Likewise, Garrett Rank, a member of Team Canada from 2012-2014, eschewed a professional golf career to pursue his dream in another sport, as an NHL referee. Rank still competes at a very high level, is a two-time Canadian Mid Amateur champion and has represented his country at a number of international events.
Stephanie Sherlock (Team Canada 2006-2010) did play on the LPGA for several seasons but the rigours of travel weren’t for her. Today she teaches at Simoro Golf Links, just outside Barrie.
From that original Team Canada and it predecessors, only DeLaet, Hearn and Sharp are playing professional golf at the highest levels. Others had different success: Doell remained an amateur and won several Canadian Mid Amateur Championships; Lepp, started his own golf shoe company (Kikkor) and was a finalist on the Big Break; Yip and Parr competed all over the world and still pop up from time to time on a leaderboard; and for a few years, Laura Matthews was the coach of the Oklahoma Women’s golf team.
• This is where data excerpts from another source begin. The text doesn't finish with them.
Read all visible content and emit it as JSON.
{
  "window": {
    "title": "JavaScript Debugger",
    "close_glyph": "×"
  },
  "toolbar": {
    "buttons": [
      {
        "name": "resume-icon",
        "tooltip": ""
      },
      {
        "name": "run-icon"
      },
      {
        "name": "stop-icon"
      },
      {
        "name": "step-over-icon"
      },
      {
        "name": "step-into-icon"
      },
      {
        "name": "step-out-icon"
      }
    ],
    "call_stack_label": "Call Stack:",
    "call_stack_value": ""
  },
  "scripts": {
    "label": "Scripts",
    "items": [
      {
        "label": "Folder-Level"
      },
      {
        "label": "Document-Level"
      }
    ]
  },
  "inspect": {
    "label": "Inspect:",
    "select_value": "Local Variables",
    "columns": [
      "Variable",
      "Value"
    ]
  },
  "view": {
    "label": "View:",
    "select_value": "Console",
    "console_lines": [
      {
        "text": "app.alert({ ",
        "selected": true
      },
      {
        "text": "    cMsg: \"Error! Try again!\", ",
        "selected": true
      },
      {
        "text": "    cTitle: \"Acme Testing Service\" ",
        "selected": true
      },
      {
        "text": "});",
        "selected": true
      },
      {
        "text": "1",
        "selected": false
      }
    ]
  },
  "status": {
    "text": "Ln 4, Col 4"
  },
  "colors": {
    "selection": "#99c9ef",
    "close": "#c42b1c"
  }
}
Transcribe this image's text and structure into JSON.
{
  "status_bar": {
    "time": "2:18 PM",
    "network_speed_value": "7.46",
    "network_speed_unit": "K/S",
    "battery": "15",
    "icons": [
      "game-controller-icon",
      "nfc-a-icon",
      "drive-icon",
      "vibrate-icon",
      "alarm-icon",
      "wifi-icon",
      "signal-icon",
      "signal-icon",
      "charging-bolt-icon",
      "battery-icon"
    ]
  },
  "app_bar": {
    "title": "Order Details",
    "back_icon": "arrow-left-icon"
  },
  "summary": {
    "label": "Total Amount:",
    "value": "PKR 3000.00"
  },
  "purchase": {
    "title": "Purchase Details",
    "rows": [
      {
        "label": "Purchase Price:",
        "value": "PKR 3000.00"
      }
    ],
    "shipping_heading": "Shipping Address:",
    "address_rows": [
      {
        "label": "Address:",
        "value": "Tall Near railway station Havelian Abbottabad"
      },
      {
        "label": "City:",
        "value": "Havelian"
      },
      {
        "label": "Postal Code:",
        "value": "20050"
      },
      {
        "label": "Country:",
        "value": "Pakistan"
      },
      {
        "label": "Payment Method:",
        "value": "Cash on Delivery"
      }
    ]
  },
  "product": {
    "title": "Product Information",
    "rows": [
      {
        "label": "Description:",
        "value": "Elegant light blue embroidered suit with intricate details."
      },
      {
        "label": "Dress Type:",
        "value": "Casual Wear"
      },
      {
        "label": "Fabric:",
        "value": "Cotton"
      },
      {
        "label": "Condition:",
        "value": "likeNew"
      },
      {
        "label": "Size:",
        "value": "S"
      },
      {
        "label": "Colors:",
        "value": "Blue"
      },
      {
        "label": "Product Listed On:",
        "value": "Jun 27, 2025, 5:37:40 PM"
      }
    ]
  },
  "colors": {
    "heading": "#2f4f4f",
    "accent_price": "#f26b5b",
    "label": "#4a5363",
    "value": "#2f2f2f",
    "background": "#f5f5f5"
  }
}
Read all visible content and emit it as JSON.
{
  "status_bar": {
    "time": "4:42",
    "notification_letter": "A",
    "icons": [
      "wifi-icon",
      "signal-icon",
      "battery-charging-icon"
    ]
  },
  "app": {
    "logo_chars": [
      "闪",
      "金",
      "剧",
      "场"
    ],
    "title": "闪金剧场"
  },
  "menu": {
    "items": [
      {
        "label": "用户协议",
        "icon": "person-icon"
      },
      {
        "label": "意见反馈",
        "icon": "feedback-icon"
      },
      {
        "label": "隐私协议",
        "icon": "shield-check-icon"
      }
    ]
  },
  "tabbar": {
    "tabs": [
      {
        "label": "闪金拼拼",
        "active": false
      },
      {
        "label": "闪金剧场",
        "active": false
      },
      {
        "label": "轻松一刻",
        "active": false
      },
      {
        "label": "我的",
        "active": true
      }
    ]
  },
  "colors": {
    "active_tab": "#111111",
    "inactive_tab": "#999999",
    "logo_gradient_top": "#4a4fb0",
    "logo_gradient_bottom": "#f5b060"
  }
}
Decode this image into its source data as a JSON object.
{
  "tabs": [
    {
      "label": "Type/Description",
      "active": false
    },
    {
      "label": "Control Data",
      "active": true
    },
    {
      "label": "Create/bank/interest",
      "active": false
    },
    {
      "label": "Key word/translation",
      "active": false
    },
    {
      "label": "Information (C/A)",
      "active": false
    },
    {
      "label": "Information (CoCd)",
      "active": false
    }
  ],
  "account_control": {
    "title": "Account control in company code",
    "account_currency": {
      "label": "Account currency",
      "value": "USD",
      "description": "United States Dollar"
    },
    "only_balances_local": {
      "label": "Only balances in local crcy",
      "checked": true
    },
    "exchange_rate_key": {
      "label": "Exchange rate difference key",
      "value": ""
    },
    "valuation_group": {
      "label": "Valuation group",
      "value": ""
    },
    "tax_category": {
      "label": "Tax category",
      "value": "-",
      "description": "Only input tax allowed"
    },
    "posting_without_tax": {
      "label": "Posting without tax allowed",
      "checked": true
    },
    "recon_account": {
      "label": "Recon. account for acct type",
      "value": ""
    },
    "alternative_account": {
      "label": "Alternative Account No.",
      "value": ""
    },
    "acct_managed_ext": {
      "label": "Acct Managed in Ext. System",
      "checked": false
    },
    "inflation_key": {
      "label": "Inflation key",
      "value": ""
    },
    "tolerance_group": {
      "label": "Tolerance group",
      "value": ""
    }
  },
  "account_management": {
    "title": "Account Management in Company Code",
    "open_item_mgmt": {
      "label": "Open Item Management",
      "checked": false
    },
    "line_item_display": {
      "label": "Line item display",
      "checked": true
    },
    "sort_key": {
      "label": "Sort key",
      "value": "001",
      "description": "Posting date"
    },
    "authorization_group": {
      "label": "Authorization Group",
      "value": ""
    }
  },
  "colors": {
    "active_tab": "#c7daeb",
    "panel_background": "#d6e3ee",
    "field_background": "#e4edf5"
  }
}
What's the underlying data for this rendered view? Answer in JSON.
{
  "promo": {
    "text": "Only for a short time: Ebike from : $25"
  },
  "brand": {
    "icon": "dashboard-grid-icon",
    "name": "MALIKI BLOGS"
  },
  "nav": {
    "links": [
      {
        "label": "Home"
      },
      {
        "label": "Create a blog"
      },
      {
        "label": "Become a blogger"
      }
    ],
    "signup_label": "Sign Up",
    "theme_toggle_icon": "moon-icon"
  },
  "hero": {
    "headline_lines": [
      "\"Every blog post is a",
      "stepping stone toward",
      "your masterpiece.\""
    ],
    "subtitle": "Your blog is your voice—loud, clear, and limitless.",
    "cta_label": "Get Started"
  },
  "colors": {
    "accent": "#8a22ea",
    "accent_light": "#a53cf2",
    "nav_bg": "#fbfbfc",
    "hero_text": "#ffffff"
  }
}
The current crop of Team Canada members looks very promising. The Young Pro Squad features Albin Choi, Taylor Pendrith and Corey Conners for the men while the women’s team has Augusta James, Anne-Catherine Tanguay and Jennifer Ha. The amateur teams won’t be far behind with stars-in-waiting like Hugo Bernard and Jared duToit, Maddie Szeryk and Naomi Ko, all names you’ve likely seen on provincial and national championship leaderboards for several years now.
There’s no guarantee that all of them or even any of them will make it to the top echelons of professional golf but if they do and one day they happen to be accepting a big cheque and a trophy, you can be sure that Team Canada will be prominent in their acceptance speech.